Puebla, Puebla. Un despliegue de logística silenciosa, planeación nocturna, sabotaje de videovigilancia y la perforación de un muro de concreto en Calzada Zavaleta concluyó en un botín bastante alejado de las expectativas de los propios delincuentes.
Durante la madrugada, un grupo de hampones irrumpió sin hacer ruido en un local de fisioterapia en la colonia Santa Cruz Buenavista.

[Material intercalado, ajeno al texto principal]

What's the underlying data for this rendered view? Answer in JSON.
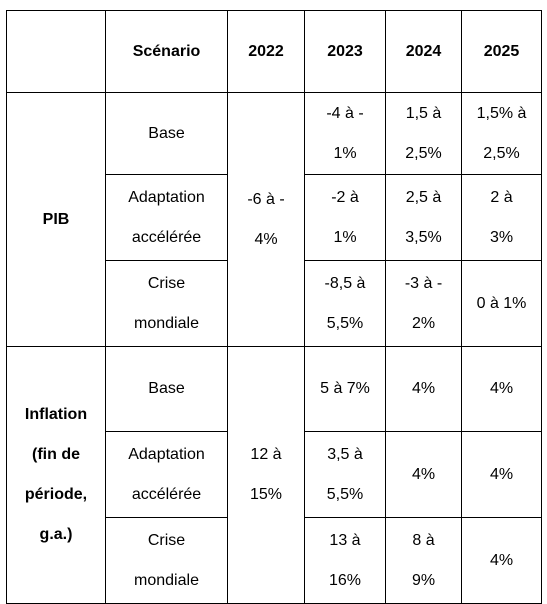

Con herramientas especializadas y precisión técnica, abrieron un boquete directo al baño de una casa de cambio vecina.
No conformes con perforar la estructura de forma sigilosa, se tomaron el tiempo de desmantelar y bloquear estratégicamente el ángulo de las cámaras internas para no dejar rastro.
Sin embargo, tras el minucioso trabajo quirúrgico, el monto sustraído ascendió únicamente a un millón de pesos en efectivo, una cifra que representa apenas el flujo operativo básico diario de este tipo de establecimientos.
El hecho ha llamado la atención de las autoridades no solo por el nivel de esfuerzo empleado para una cifra modesta dentro del ramo financiero, sino porque se trata del segundo atraco que sufre el mismo negocio en el mes, a pesar de que los propietarios ya habían reforzado chapas y sistemas de monitoreo tras el primer incidente.
La Fiscalía General del Estado de Puebla mantiene abierta la carpeta de investigación y analiza los videos de las avenidas aledañas para dar con el paradero de la banda, que invirtió gran astucia técnica para un golpe que se quedó muy corto.